Mais elle avait des traces de sang de succube, en elle. La succube qui l'avait mise au monde avait encrée dans la chair de sa fille la profondeur de l'envie. Sexuellement parlant, celle-ci n'était donc jamais satisfaite. Au sens propre du terme.
Cet homme étant plutôt empreint d'un charme qui plaisait bien à la Maîtresse de maison, il n'y échapperait pas. Scarlet traîna le corps inerte devant la cheminée, et retourna s'asseoir dans son fauteuil, appréciant à peine les contours du velours, à force de l'habitude.

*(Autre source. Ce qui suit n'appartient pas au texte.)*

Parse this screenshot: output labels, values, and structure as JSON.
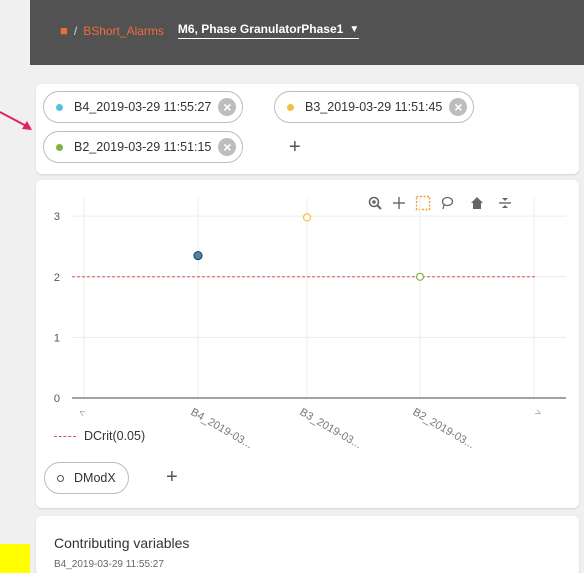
{
  "header": {
    "breadcrumb_link": "BShort_Alarms",
    "separator": "/",
    "phase": "M6, Phase GranulatorPhase1"
  },
  "filters": {
    "chips": [
      {
        "label": "B4_2019-03-29 11:55:27",
        "color": "#5bc0de"
      },
      {
        "label": "B3_2019-03-29 11:51:45",
        "color": "#f0c040"
      },
      {
        "label": "B2_2019-03-29 11:51:15",
        "color": "#7cb342"
      }
    ],
    "add": "+"
  },
  "chart_data": {
    "type": "scatter",
    "categories": [
      "B4_2019-03...",
      "B3_2019-03...",
      "B2_2019-03..."
    ],
    "series": [
      {
        "name": "DModX",
        "values": [
          {
            "category": "B4_2019-03...",
            "y": 2.35,
            "color": "#4a86a8"
          },
          {
            "category": "B3_2019-03...",
            "y": 2.98,
            "color": "#f0c040"
          },
          {
            "category": "B2_2019-03...",
            "y": 2.0,
            "color": "#7cb342"
          }
        ]
      }
    ],
    "reference_line": {
      "name": "DCrit(0.05)",
      "y": 2.0,
      "color": "#d9534f"
    },
    "ylim": [
      0,
      3.3
    ],
    "yticks": [
      "0",
      "1",
      "2",
      "3"
    ]
  },
  "legend": {
    "dcrit": "DCrit(0.05)",
    "series_chip": "DModX",
    "add": "+"
  },
  "contrib": {
    "title": "Contributing variables",
    "subtitle": "B4_2019-03-29 11:55:27"
  }
}
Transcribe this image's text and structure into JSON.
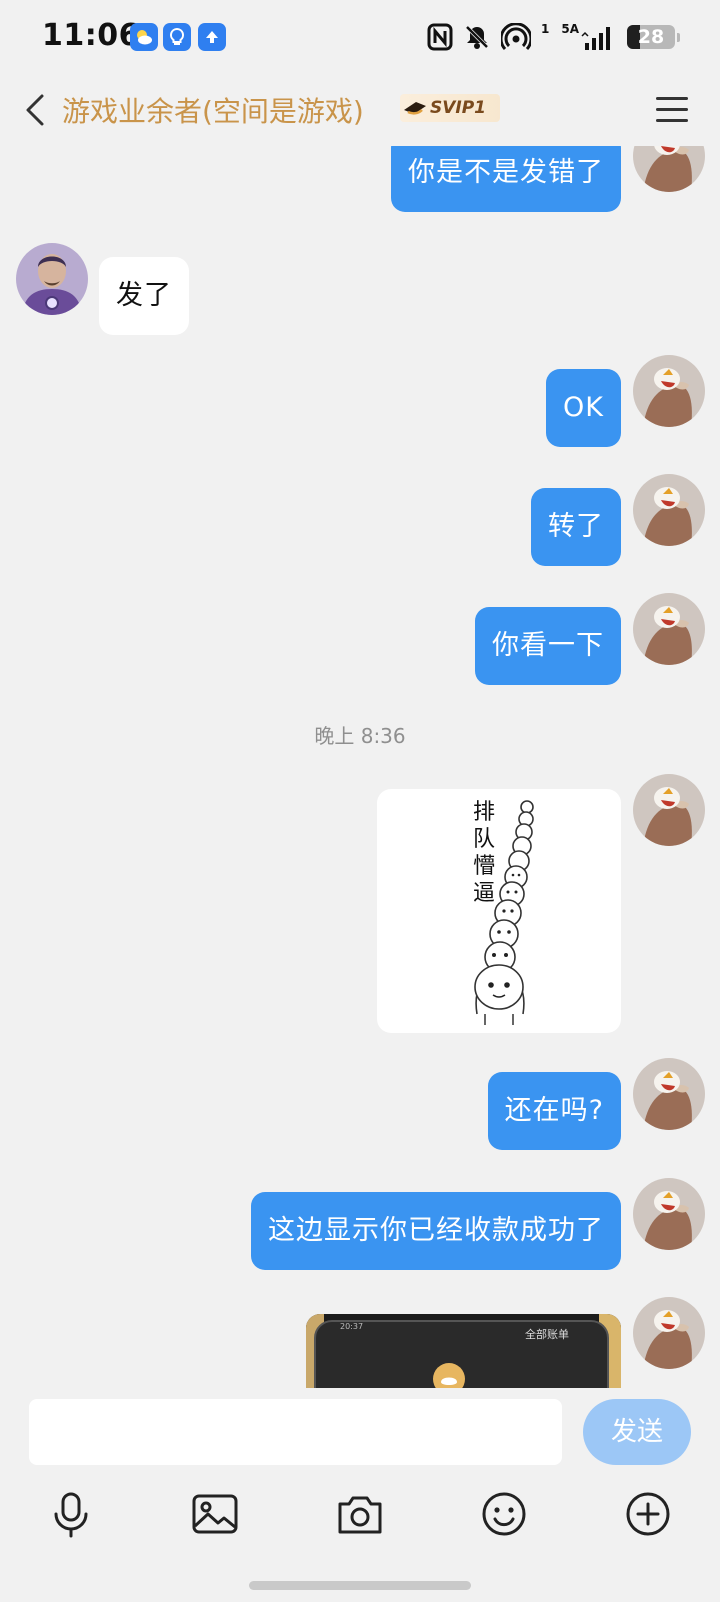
{
  "status_bar": {
    "time": "11:06",
    "network_label": "5A",
    "hotspot_count": "1",
    "battery_percent": "28",
    "battery_level": 0.28,
    "app_icons": [
      "weather-icon",
      "bulb-icon",
      "upload-icon"
    ]
  },
  "header": {
    "title": "游戏业余者(空间是游戏)",
    "vip_badge": "SVIP1"
  },
  "messages": [
    {
      "side": "out",
      "text": "你是不是发错了"
    },
    {
      "side": "in",
      "text": "发了"
    },
    {
      "side": "out",
      "text": "OK"
    },
    {
      "side": "out",
      "text": "转了"
    },
    {
      "side": "out",
      "text": "你看一下"
    },
    {
      "type": "timestamp",
      "text": "晚上 8:36"
    },
    {
      "side": "out",
      "type": "sticker",
      "text": "排队懵逼"
    },
    {
      "side": "out",
      "text": "还在吗?"
    },
    {
      "side": "out",
      "text": "这边显示你已经收款成功了"
    },
    {
      "side": "out",
      "type": "image",
      "text": "全部账单",
      "time_text": "20:37"
    }
  ],
  "input": {
    "value": "",
    "send_label": "发送"
  },
  "colors": {
    "outgoing_bubble": "#3a94f1",
    "incoming_bubble": "#ffffff",
    "send_button": "#9cc7f6",
    "title_gold": "#c9944a",
    "background": "#f1f1f1"
  },
  "toolbar": [
    "microphone-icon",
    "image-icon",
    "camera-icon",
    "emoji-icon",
    "plus-icon"
  ]
}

Et finalement, il se réveilla, et il parla. Plus à lui-même qu'à quelqu'un d'autre. C'était le problème avec les hommes : ils étaient longs à la détente... les femmes étaient plus subtiles. La vampire soupira et se pencha lentement vers la future proie, observant au passage son cou, à la peau désinvolte et découverte, en hâte d'être transpercée de ses crocs. Avec un sourire bien à elle, assez effrayant pour préciser, Scarlet prit le menton de Robin entre deux doigts effroyablement pâles, pour lui lancer d'un ton enfantin :
« Coucou~ »
Elle savait faire l'enfant, quand elle s'y mettait. Mais le décolleté que Robin avait pratiquement sous les yeux trahissait un certain mensonge.